Public-safety LMR figures received a boost from the FCC allowing LMR systems that operate on T-Band spectrum (470-512 MHz) in key metropolitan markets to implement significant changes for the first time since 2012. Notably, Los Angeles County submitted 83 licensing applications on March 22, soon after the T-Band freeze was lifted.
Without this one-time boost from pent-up T-Band activity, the public-safety LMR licensing figures likely would have been similar to the pre-pandemic all-time low record of 3,060 license applications submitted in 2019. With the T-Band activity, the 2021 figures almost certainly will exceed the 3,056 public-safety LMR licenses approved in pre-pandemic 2019, albeit by a narrow margin.
Public-safety LMR licensing numbers in 2021 were bolstered by the 213 license applications granted during the year to state of Florida, which awarded a contract last spring to L3Harris to build a statewide P25 system. The state of Georgia submitted 210 public-safety LMR licensing applications during 2021.
Among public-safety frequency coordinators, the Association of Public-Safety Communications Officials (APCO) was the most active, submitting 59.6% of all public-safety LMR license applications in 2021.
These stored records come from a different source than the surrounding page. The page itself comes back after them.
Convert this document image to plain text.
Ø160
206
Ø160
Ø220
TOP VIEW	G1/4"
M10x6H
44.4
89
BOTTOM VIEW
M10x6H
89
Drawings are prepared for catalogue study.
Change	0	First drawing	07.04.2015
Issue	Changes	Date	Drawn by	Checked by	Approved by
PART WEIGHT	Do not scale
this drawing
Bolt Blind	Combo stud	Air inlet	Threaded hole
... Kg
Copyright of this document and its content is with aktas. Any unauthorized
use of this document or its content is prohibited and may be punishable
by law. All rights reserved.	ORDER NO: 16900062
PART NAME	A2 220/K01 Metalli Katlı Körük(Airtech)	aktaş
LMR licensing activity in the enterprise sector struggled during 2021, reflecting a market weakness cited by LMR manufacturers throughout the year. With the boost received from about 200 license applications received from enterprises with LMR networks that operate on T-Band frequencies, the number of business-and-industrial license applications in 2021 was 9,618. This figure represents a 1.7% increase in business-industrial licensing activity over the record-low 9,460 applications submitted by the sector in 2020, but it still is the second consecutive year in which the total has been less than 10,000.
With more than 1,000 business-industrial LMR license applications still pending approval, it is possible that the final total of approved licenses—currently 8,597—will not top the all-time-low figure of 9,440 granted licenses that was posted in 2020.
Officials for LMR manufacturers have noted supply-chain issues that have had a greater impact on enterprise LMR systems than on public-safety radio networks. The business-industrial sector also has seen more replacement of radio communications with push-to-talk-over-cellular (PoC) technology than in the public-safety realm, where mission-critical-push-to-talk (MCPTT) services have yet to prove their real-world reliability, according to industry sources.
Of the spectrum coordinators serving the business-industrial market, the Enterprise Wireless Alliance (EWA) was the most active, submitting 58.5% of the enterprise LMR license applications in 2021.